As genre cinema that is directly inspired by the work of others, he was a master. Take A Blade in the Dark as an almost standing ovation to that other master work of Italian cinema Tenebrae. The use of camera as POV for the killer is Hitchcock and Argento heavy. The wonderful tracked movement through clean and clear spaces that are explored and investigated are like Bava senior. The compositions that create reflection and are bold. The diffusion of scenes that build tension are brilliant in experiment. With the story it is hard to get as excited. Film within a film is a familiar format. The idea that film could use itself as inspiration has existed since its very creation and here it is not venturing into new grounds. This technique makes the film become very laboured toward the middle half of the second act. You know what is going to happen and yet have to wait while un needed exposition is dealt with. Albeit beautiful and technically well shot exposition.
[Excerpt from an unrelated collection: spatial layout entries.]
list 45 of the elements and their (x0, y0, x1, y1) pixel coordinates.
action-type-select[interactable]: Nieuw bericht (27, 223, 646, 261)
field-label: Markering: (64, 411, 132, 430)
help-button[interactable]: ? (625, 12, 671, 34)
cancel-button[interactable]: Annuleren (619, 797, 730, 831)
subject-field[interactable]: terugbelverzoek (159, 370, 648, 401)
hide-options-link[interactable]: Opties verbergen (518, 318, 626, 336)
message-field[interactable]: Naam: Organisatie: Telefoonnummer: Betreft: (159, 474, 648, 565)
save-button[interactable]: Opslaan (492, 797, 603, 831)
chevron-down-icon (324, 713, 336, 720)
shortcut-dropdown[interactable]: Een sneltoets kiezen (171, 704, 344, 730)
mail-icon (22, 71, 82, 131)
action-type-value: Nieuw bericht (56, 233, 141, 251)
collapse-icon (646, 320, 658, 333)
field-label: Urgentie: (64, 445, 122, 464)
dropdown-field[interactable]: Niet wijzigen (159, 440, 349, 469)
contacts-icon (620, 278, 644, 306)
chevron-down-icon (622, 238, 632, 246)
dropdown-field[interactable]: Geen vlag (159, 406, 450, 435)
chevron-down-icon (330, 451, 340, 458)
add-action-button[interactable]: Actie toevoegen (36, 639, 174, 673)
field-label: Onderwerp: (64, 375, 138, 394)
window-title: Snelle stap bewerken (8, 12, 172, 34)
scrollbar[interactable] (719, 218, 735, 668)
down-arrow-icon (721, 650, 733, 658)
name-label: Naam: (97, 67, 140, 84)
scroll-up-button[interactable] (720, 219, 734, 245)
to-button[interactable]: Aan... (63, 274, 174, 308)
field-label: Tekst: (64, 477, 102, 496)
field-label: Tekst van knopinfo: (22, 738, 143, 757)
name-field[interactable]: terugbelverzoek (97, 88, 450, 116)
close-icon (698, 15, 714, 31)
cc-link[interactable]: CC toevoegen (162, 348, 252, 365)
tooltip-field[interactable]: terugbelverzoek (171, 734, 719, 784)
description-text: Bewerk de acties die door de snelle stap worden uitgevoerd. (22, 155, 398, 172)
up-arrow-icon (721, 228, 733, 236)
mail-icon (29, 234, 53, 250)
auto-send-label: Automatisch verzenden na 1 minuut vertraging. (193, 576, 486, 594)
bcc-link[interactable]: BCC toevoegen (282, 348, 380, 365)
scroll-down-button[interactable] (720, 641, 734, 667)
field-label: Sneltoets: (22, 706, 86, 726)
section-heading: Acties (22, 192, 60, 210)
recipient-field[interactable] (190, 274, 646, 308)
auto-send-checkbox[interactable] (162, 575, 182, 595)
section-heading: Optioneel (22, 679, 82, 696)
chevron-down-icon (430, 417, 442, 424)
I want to highlight that above point however. A Blade In The Dark has actually taken another film as its direct inspiration. It has taken that film and reflected this inspiration in its use of another film. Very postmodern I know but hold on a second. That is what Bava did best. He took his fathers gothic desire and made Macabre, Here he has taken his friend Argentos film and made it an homage to his work. Argento perfected the stalk and slash and so has Bava in its filmed construction. This visual homage has all been lovingly detailed in the new remastered Blu ray. A treat to rewatch and re engage with. The sound also feels cleaner and less baggage as the older DVD versions had. They cracked and whistled slightly but enough to annoy and deter. The extras however are weak and this is very sad. 88 Films are working on this and trying to build from a small base.
- Interview with Cinematographer Gianlorenzo Battaglia (Opens a door on the visual style but little else)
- Archive Q&A with Lamberto Bava, moderated by Calum Waddell (This is great and Calum is a superb interviewer!)